The conflict of competing obligations is a universal experience and certainly one that affects me daily. In my role as an attorney, I may be called upon to resolve complaints between departments and individuals who work for my employer. Often, the disputes involve people whom I know as friends. The loyalty to friendship is strong and can often divert us from doing what is right. Our friends are as human as we are. They fail too! It is not enough for us to simply justify their error out of the obligations of friendship. Instead, we must step back, disrobe ourselves of personal bias, and truly try to see and do that which is right. My career forces such analysis upon me almost daily. Regardless of the dispute or the parties involved, I am always most comfortable with my decisions when I can say that my work was also God’s work here on Earth. And so, I always strive and yearn—not always successfully—to do God’s work here on Earth.

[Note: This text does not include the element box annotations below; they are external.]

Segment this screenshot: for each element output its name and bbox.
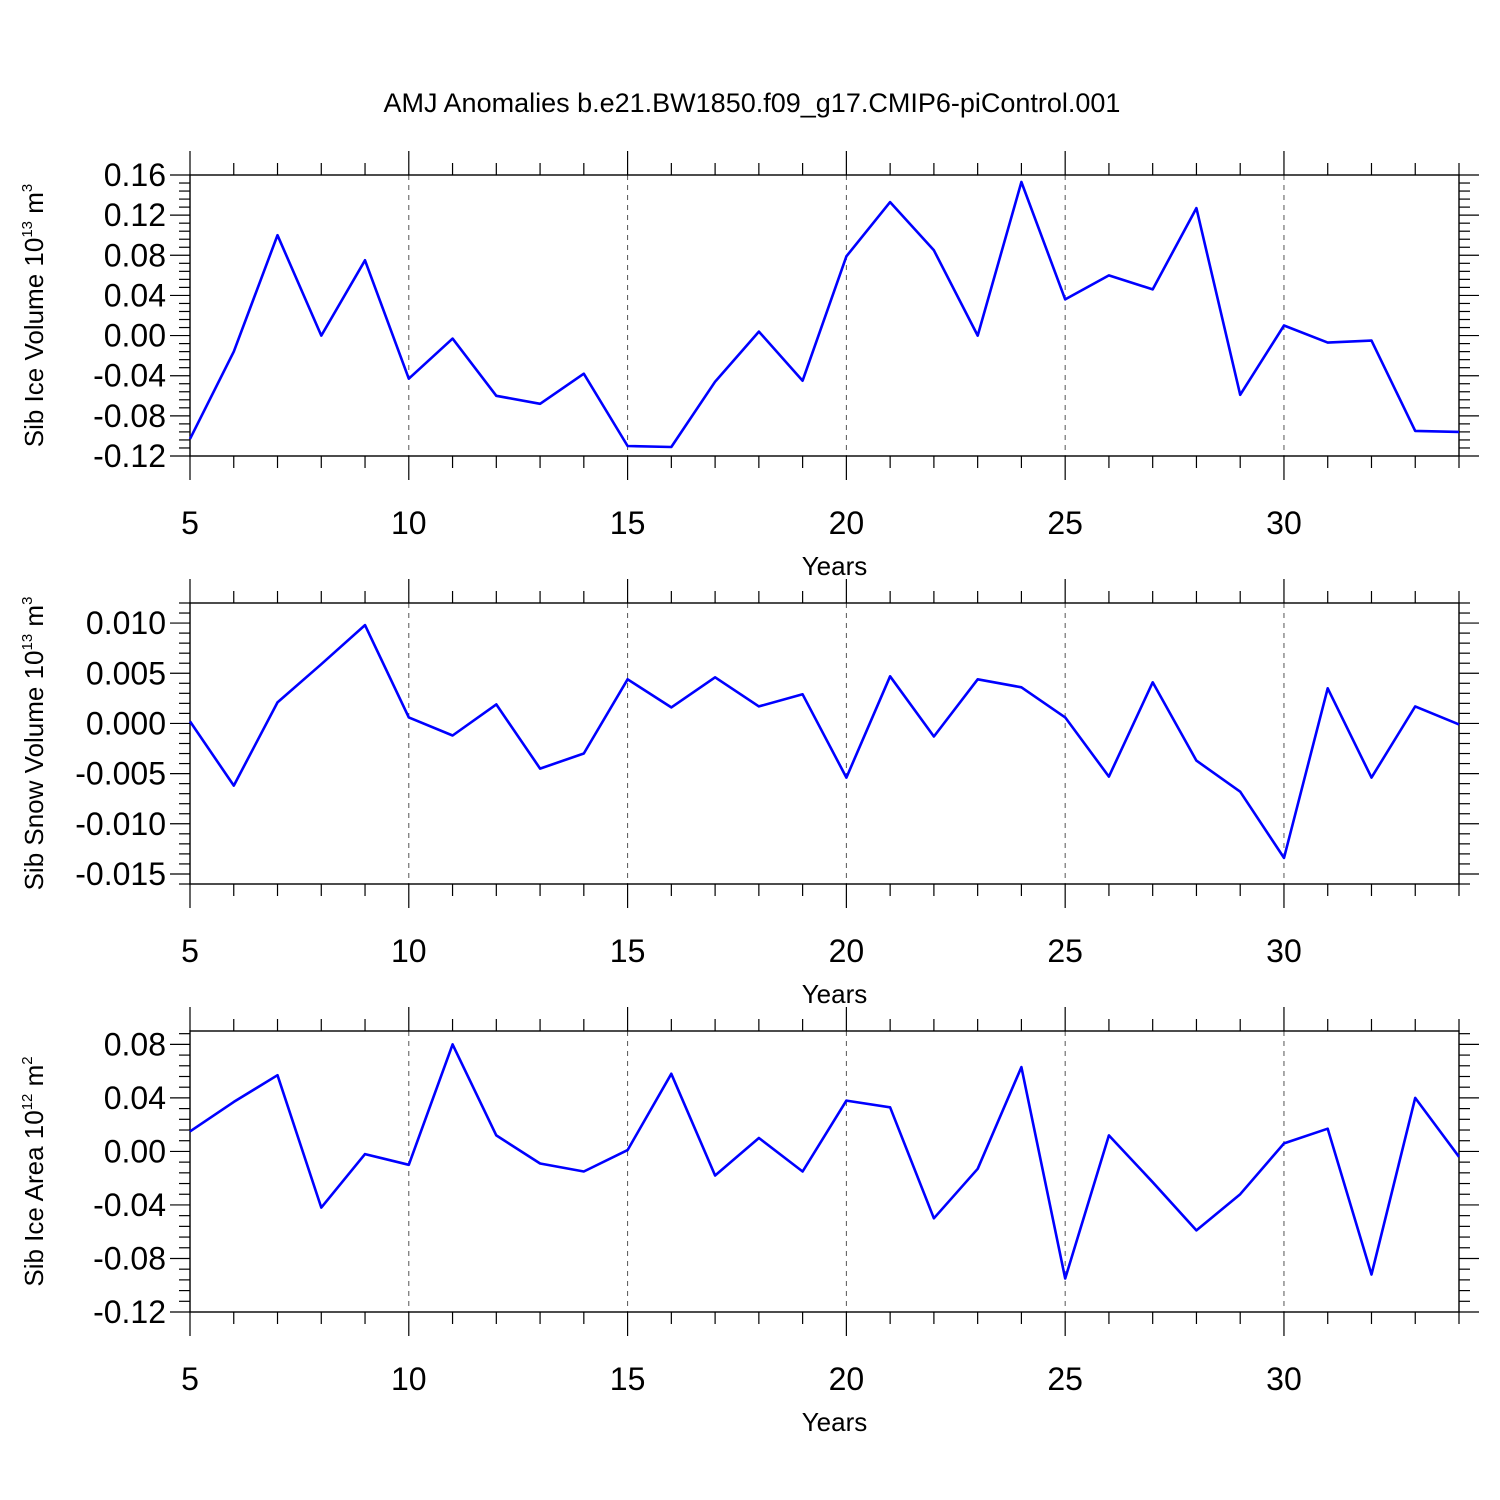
x-tick-label: 15 — [610, 933, 646, 969]
x-tick-label: 25 — [1047, 505, 1083, 541]
panel-2: 5 10 15 20 25 30 -0.015 -0.010 -0.005 0.000 0.005 0… — [19, 579, 1479, 1009]
y-tick-label: -0.12 — [93, 438, 166, 474]
y-tick-label: 0.000 — [86, 705, 166, 741]
panel-3: 5 10 15 20 25 30 -0.12 -0.08 -0.04 0.00 0.04 0.08 Ye… — [19, 1007, 1479, 1437]
y-axis-title-text: Sib Ice Volume 10 — [19, 238, 49, 448]
x-tick-label: 15 — [610, 1361, 646, 1397]
y-tick-label: 0.00 — [104, 1133, 166, 1169]
x-tick-label: 30 — [1266, 505, 1302, 541]
x-tick-label: 5 — [181, 933, 199, 969]
series-line — [189, 1043, 1461, 1280]
y-axis-title-text: Sib Snow Volume 10 — [19, 650, 49, 890]
y-tick-label: 0.005 — [86, 655, 166, 691]
y-tick-label: -0.005 — [75, 756, 166, 792]
x-tick-label: 10 — [391, 505, 427, 541]
y-axis-title-exponent: 12 — [19, 1094, 36, 1111]
y-tick-label: 0.16 — [104, 157, 166, 193]
y-tick-label: 0.12 — [104, 197, 166, 233]
x-tick-label: 5 — [181, 505, 199, 541]
x-tick-label: 30 — [1266, 1361, 1302, 1397]
x-axis-title: Years — [802, 1407, 868, 1437]
y-axis-title: Sib Snow Volume 1013 m3 — [19, 597, 49, 891]
panel-1: 5 10 15 20 25 30 -0.12 -0.08 -0.04 0.00 0.04 0.08 0.… — [19, 151, 1479, 581]
y-tick-label: 0.08 — [104, 237, 166, 273]
y-axis-title-text: m — [19, 1065, 49, 1094]
x-tick-label: 20 — [829, 505, 865, 541]
y-axis-title-text: m — [19, 192, 49, 221]
y-axis-title: Sib Ice Area 1012 m2 — [19, 1056, 49, 1286]
y-tick-label: -0.015 — [75, 856, 166, 892]
y-tick-label: -0.04 — [93, 1187, 166, 1223]
y-tick-label: 0.010 — [86, 605, 166, 641]
x-tick-label: 30 — [1266, 933, 1302, 969]
y-tick-label: 0.04 — [104, 1080, 166, 1116]
y-tick-label: 0.08 — [104, 1026, 166, 1062]
x-axis-title: Years — [802, 551, 868, 581]
x-tick-label: 5 — [181, 1361, 199, 1397]
y-axis-title-exponent: 2 — [19, 1056, 36, 1064]
x-tick-label: 25 — [1047, 1361, 1083, 1397]
plot-frame — [189, 174, 1460, 457]
series-line — [188, 180, 1460, 449]
plot-frame — [189, 602, 1460, 885]
y-axis-title-exponent: 3 — [19, 184, 36, 192]
y-axis-title: Sib Ice Volume 1013 m3 — [19, 184, 49, 448]
y-axis-title-exponent: 13 — [19, 221, 36, 238]
series-line — [188, 623, 1460, 860]
y-axis-title-exponent: 13 — [19, 634, 36, 651]
y-tick-label: -0.010 — [75, 806, 166, 842]
y-tick-label: -0.12 — [93, 1294, 166, 1330]
x-tick-label: 20 — [829, 933, 865, 969]
x-tick-label: 15 — [610, 505, 646, 541]
x-axis-title: Years — [802, 979, 868, 1009]
y-tick-label: 0.04 — [104, 277, 166, 313]
y-tick-label: -0.08 — [93, 398, 166, 434]
y-tick-label: 0.00 — [104, 318, 166, 354]
y-axis-title-text: Sib Ice Area 10 — [19, 1110, 49, 1286]
x-tick-label: 25 — [1047, 933, 1083, 969]
x-tick-label: 10 — [391, 1361, 427, 1397]
x-tick-label: 10 — [391, 933, 427, 969]
figure-title: AMJ Anomalies b.e21.BW1850.f09_g17.CMIP6… — [384, 88, 1121, 118]
y-tick-label: -0.08 — [93, 1240, 166, 1276]
x-tick-label: 20 — [829, 1361, 865, 1397]
y-tick-label: -0.04 — [93, 358, 166, 394]
y-axis-title-exponent: 3 — [19, 597, 36, 605]
plot-frame — [189, 1030, 1460, 1313]
y-axis-title-text: m — [19, 605, 49, 634]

The degree exemplifies both integrity and devotion on the part of the soldiers. Each is devoted to his duty, to his country, and to his fellow soldiers. Each is similarly devoted to his Masonic brethren. Because of these devotions, when the union is set asunder, the devotions come in conflict as each must choose loyalty to the Grand Union or to the Confederacy. This choice often creates conflict both internal and external—internal conflict as to which loyalty takes precedence over another and external conflict as competing forces battle for supremacy. The Mason-soldiers undertake their responsibilities with devotion, fulfilling their duties, including giving that “last full measure of their devotion” by sacrificing themselves for their countrymen. The core value of integrity is exemplified by the soldiers who live up to their Masonic obligations by showing mercy and respect for their fallen adversaries. Further still, they care for their Brethren in death by carrying out their final wishes and seeing that their remains are treated respectfully. There is little that is more Masonic than that.